La maternità come atto di resistenza. Se ne parla in una mostra in Veneto
Sei artisti di generazioni diverse raccontano da Atipografia ad Arzignano con le loro opere il primo atto collettivo, generare e venire al mondo. In un progetto che apre ad una trilogia di mostre trascendenti e introspettive volte all’esplorazione dell’animo umano
Negli ampi spazi di Atipografia ad Arzignano in provincia di Vicenza, riconvertiti dallo Studio AMAA a galleria da una struttura di fine Ottocento, la titolare Elena Dal Molin e Marco Mioli curano un progetto di ampio respiro che ha come primo capitolo la mostra Matermània/Matermanìa.
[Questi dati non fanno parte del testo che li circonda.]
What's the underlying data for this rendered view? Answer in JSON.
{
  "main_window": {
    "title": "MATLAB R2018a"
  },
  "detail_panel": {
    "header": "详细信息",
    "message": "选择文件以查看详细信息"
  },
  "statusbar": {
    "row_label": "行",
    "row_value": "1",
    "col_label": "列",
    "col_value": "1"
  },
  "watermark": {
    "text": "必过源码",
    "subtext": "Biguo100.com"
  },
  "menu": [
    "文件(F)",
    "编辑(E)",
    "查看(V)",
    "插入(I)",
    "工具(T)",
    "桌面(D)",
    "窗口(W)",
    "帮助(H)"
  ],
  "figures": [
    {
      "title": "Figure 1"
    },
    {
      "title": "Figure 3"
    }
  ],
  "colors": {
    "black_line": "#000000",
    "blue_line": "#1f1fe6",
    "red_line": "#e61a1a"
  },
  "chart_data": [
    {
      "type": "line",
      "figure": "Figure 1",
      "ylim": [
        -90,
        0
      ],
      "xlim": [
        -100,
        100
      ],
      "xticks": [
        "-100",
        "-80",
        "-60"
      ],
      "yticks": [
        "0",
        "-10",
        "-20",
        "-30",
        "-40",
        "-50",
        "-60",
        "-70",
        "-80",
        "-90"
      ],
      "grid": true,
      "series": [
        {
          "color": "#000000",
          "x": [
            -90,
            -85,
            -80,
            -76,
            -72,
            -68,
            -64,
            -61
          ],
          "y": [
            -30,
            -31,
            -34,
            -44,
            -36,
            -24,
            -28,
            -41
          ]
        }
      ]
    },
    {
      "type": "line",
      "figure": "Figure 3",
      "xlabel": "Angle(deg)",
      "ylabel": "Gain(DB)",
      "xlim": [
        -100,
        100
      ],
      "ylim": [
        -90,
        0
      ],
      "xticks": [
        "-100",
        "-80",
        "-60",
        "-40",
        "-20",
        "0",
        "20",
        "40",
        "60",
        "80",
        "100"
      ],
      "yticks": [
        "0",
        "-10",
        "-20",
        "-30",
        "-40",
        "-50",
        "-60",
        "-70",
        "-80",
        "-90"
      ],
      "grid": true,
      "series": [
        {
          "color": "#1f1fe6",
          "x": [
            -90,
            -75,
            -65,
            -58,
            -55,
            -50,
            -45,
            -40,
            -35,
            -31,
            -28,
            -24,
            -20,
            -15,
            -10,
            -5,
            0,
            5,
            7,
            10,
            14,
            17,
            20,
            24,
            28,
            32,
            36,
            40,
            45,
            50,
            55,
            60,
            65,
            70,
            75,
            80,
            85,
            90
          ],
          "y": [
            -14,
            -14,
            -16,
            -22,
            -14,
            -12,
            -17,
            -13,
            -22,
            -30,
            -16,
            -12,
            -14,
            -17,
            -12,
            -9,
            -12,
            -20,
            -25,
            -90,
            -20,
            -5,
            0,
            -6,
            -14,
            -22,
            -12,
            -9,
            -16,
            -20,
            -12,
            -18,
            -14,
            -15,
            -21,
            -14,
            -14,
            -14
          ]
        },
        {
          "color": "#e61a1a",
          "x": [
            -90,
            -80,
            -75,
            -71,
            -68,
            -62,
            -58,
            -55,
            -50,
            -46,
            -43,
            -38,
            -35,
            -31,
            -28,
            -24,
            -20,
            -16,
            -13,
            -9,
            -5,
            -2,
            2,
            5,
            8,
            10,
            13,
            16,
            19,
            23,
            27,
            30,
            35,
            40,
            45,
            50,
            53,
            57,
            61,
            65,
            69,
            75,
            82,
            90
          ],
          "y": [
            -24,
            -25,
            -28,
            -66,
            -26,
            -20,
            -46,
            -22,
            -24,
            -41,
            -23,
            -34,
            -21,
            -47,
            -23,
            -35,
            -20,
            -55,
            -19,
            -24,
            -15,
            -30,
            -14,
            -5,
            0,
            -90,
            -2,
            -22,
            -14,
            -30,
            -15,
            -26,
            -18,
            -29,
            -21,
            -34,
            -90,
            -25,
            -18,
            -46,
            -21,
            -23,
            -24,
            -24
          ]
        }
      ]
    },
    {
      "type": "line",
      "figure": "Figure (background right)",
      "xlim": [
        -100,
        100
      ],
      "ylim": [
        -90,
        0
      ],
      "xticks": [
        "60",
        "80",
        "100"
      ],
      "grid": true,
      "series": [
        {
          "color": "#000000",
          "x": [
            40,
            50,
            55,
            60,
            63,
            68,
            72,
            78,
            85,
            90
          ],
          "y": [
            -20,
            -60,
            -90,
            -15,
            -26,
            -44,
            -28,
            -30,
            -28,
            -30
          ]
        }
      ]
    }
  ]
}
Nell’esplorazione dell’animo umano verso la trascendenza, la maternità, che, come suggeriva decenni prima l’artista Antonietta Raphael, è l’origine e la fine del tutto, è il momento di apertura di una riflessione profonda che ha interessato sei artisti e i due curatori in questa indagine al termine della notte.
La mostra Matermània/Matermanìa ad Arzignano
La maternità è infatti qui indagata attraverso sguardi molteplici, maschili e femminili, è un evento collettivo e di trasformazione, rappresentato nella creazione di nuove iconografie e mitografie e nella relazione che il corpo intrattiene con la natura, in armonia ed equilibrio universale.
A far parte di questo disegno sono sei artisti, che a volte sembrano quasi dialogare a coppie in rimandi a specchio, quali Marta Allegri (Bologna, 1961), Mats Bergquist (Stoccolma, 1960), Gregorio Botta (Napoli, 1953), Diego Soldà (Arzignano, 1981), Željana Vidović (Lussin Piccolo, Croazia, 1982) e Stefano Mario Zatti. Tutti con una visione diversa e un’espressione peculiare in chiave contemporanea di questo afflato (e abbraccio) generativo. Sacrale, quasi eucaristico, è l’intervento di Botta, dove l’inequivocabile presenza organica del latte gioca in un altare laico con il nitore dei materiali usati. Gli fa da contraltare la Allegri con gesti apparentemente ed esclusivamente radicati nella vita terrena, tuttavia sacerdotali, dove l’iniziazione è totalmente femminile: sta nelle memorie sensoriali, nell’odore del brodo, nel passaggio di consegne tra generazioni di donne, nelle vicende di famiglie che trasmettono storie e saperi.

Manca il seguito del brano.